Pilot Mark Wallace was an acquaintance of mine. I can not claim he was a friend, for I did not know him well enough to have that privilege, but we both shared a love of Aviation and the Outdoors. I was fortunate to get to know him through our conversations on these subjects during his frequent visits to the Rock Climbing Gym I managed here in Tampa. Mark was a wonderful human being, very dedicated to his service work as an EMS Pilot, and to his family.

There was a beautiful public memorial service for all three crew members today, which closed with Mark’s bother Richard playing “Amazing Grace” solo on the Great Highland Bagpipes.
Mark, Alicia, and Erik will all be sorely missed, most of all by the family members they’ve left behind.

I would like to ask a favor of all who read this: In what ever way is your custom, please take a moment to offer a thought or prayer for the survivng family members who must now struggle with their loss and grief, and especially for the children who have lost a parent.

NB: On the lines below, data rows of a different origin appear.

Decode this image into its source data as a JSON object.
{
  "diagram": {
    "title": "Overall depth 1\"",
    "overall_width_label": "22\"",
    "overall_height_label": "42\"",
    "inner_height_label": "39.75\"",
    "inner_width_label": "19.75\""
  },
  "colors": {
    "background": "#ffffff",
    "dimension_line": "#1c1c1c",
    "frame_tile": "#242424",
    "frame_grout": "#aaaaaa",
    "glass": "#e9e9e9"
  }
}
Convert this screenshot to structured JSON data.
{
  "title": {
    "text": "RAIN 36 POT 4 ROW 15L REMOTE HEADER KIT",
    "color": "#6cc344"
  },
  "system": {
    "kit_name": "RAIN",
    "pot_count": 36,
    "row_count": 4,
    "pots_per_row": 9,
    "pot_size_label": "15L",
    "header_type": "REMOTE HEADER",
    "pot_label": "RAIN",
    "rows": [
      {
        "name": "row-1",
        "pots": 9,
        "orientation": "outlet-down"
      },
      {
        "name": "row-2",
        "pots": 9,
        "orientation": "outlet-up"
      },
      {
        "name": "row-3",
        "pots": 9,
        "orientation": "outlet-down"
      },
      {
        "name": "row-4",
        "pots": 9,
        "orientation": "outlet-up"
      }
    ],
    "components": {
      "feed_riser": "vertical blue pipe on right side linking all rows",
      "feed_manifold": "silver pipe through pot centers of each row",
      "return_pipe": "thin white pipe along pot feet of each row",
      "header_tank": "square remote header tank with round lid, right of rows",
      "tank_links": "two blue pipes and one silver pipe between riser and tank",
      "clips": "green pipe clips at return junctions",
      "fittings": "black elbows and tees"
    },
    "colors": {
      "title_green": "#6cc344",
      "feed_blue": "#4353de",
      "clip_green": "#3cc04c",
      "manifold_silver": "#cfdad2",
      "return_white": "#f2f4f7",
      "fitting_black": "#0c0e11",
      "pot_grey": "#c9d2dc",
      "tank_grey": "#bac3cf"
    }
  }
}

I would also ask that you take a moment to consider and appreciate the Emergency Medical Services Personnel around the country and the world, who dedicate their lives, sometimes paying the ultimate price, to saving others. I wonder how often we see an ambulance, Fire Truck, or Rescue Helicopter without giving the slightest thought of appreciation for these wonderful people (and animals) who are there for us when we need them the most? I know I’ve been guilty of this more often than not, and I now feel quite ashamed.

Finally, I have one last request; Please take a moment at some point this weekend to pick up your favorite whistle and play “Amazing Grace” in rememberance of the entire BayFlight 3 crew: Alicia Betita-Collins, Erik Hangartner, Mark Wallace, and all the EMS personnel around the world who have given their lives “Racing Death”, as they like to say, to save ours. It’s the least we can do.

Thank You.

Sincerely,

Loren B.

I’m on my way out the cemetary to spend some time with my cousin. He was killed in Viet Nam on May 13, 1967. He was my hero, then and now. It’s hard to believe his loss can still seem this fresh, this many years later. Time doesn’t heal all wounds. Every May is both the anniversary of his death, and Memorial Day. To me, he’s always been the quintessential representative of all the loved ones lost in all the wars.

Here, here.
I put my flag out today.
Those who sacrificed their lives for us are certainly in my thoughts and prayers this day.